Open RAN and “White Box” Radio

Certainly very few people with an interest in mobile networks are unaware of the advent of Open RAN. Sometimes, though, the concept gets a little murky with all the discussion of “disaggregated software” running on “commercial off-the-shelf hardware” and using open APIs and even “white box radios”.

The idea of “white box” recalls ATT’s Domain 2.0 program that heralded virtualization in telecommunications networks. (For example, see the ECOMP paper from 2016.) White box switches and routers are examples of “hardware/software disaggregation”, an inelegant phrase that refers to the now accepted practice of generic hardware that will run forwarding software from any of a number of vendors. Generic hardware by definition can be built by anyone, and with the right drivers supports anyone’s software, leading to competition among hardware and software vendors for space in the enterprise rack.

Sounds like a no-brainer, especially since the concept has proven itself in practice. The ORAN Alliance even has a workgroup dedicated to “white box radio”. (See for example WG7 on this page.) Workgroup 7 publishes reference designs and architecture specifications for base station radios, as well as for servers for RAN applications.

But this is not what it seems.

First of all, WG7’s reference designs lack a hardware abstraction layer. This is not by accident. There is simply no intent to define an internal API for radio hardware, à la a PC BIOS or Open Compute’s Switch Abstraction Interface. ORAN defines an information model that applies to the radio, but this describes information elements carried over fronthaul between the radio and its controlling server, not how the radio hardware is represented internally to the radio software.

In other words, even with WG7’s reference designs, the radio software is proprietary to the radio. The radio product is in fact a black box. It has an open API to the rest of the network, but the network operator does not — can not — control the software.

But what if hardware vendors follow the ORAN reference designs? If all hardware designs for a given application are the same and openly available, wouldn’t that make a hardware abstraction layer unnecessary?

Perhaps. But then the only way for an OEM to differentiate competitively would be on price, which is not an attractive proposition — especially for a radio-savvy OEM who has the ability to optimize for particular needs.

The same observation applies to Facebook’s Evenstar program. And in fact, there is only one hardware vendor bringing a single 4T4R radio on band 3 to market under this program, MTI.

Now, MTI is a capable OEM. But singly they hardly qualify as a radio “ecosystem”. And the ecosystem is what open RAN is all about.

Mavenir for one certainly recognizes this. It recently announced the creation of a business unit devoted to radio hardware. In an interview with Fierce Wireless, Mavenir’s CEO stated, “open RAN won’t be successful unless there are radios that suit the needs of many operators who all have different spectrum and different requirements.” (Article here.)

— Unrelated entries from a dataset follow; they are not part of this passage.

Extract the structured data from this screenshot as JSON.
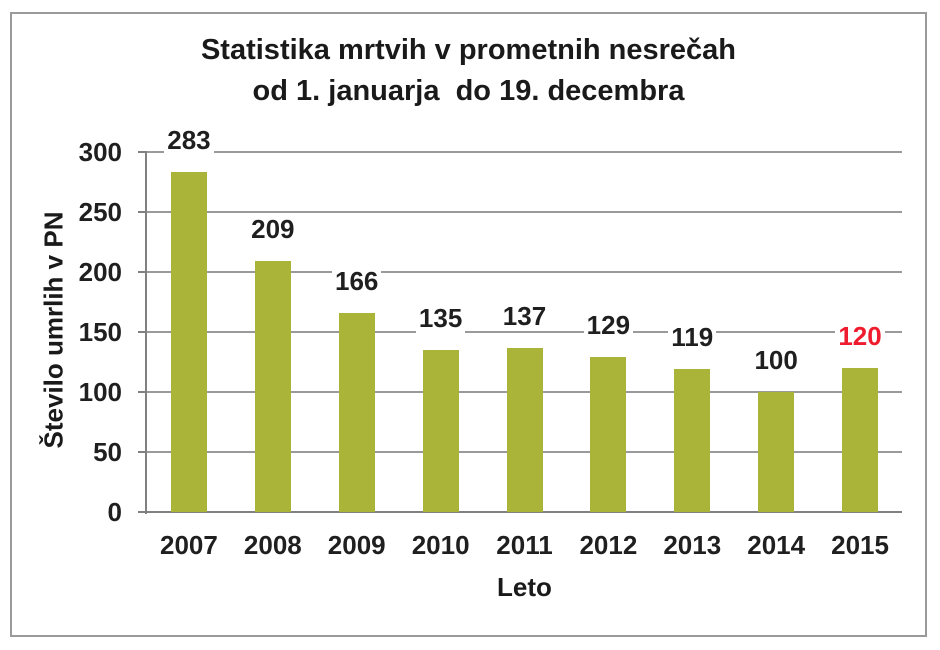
{
  "chart_data": {
    "type": "bar",
    "title": "Statistika mrtvih v prometnih nesrečah",
    "subtitle": "od 1. januarja  do 19. decembra",
    "xlabel": "Leto",
    "ylabel": "Število umrlih v PN",
    "categories": [
      "2007",
      "2008",
      "2009",
      "2010",
      "2011",
      "2012",
      "2013",
      "2014",
      "2015"
    ],
    "values": [
      283,
      209,
      166,
      135,
      137,
      129,
      119,
      100,
      120
    ],
    "highlight_index": 8,
    "ylim": [
      0,
      300
    ],
    "yticks": [
      0,
      50,
      100,
      150,
      200,
      250,
      300
    ],
    "grid": true,
    "legend": null,
    "colors": {
      "bar": "#a9b438",
      "value_label": "#1f1f1f",
      "highlight_value_label": "#ee1c2e",
      "gridline": "#9a9a9a",
      "axis": "#808080",
      "frame_border": "#9a9a9a",
      "text": "#1a1a1a",
      "background": "#ffffff"
    }
  }
}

For us to address a global market, we would need over 100 radios. We cannot do it ourselves. Our goal is to give reference designs to people and other companies so they can build radios that will create an ecosystem.

A worthy aim.

Further:

Mavenir will open source the reference design for its Massive MIMO radio after it’s completed. ‘This is our own internal IP,’ said Kohli. ‘To make something open source, you have to own it. We are first building it ourselves and then will make it available. We’ll also build the radio software and make that open source as well.’

This is quite ambitious, although quite vague as well. It leaves one of the biggest questions unanswered: intellectual property rights.

Specifically, patents. Although so-called “essential patents” (essential to implement an industry standard) are generally associated with software, some of that software resides in the radio, particularly massive MIMO radios. Even if it’s open source, a patent is a patent, and the patent holder gets paid.

But the hard part with radio patents is their sheer number and diversity. So the question of IPR becomes who tracks down all the relevant patent owners and negotiates licenses. If Mavenir plans to implement their own patent pool with pre-negotiated licenses, I don’t know why they don’t shout it from the rooftops. It would be a game-changer.

Because this is how the game is played with handsets, modems, C-V2X, etc. Many patents are wrapped up in silicon, and the OEM pays the price in a simple transaction with the silicon vendor. Other patents are available through patent pools like Avanci’s. But these are for user devices. On the network side, i.e. the RAN, there is little to no relevant IPR wrapped up in silicon (apart from small cells), and no pools that I am aware of.

Radio for mobile networks is hard enough. Many bands, FDD as well as TDD, many operators with many disparate needs, multiplied over many MIMO levels. And rumor has it that MTI really struggled with their single-band 4T4R for a time, which is a very basic radio. Without a turn-key solution to patents, it’s hard to envision an ecosystem of small, scrappy radio players that open RAN evangelists seem to expect. Rather, at the moment it seems much more plausible that Fujitsu, NEC, Nokia, Samsung, and eventually Ericsson will become the main players.

Unless Mavenir has a pool up its sleeve.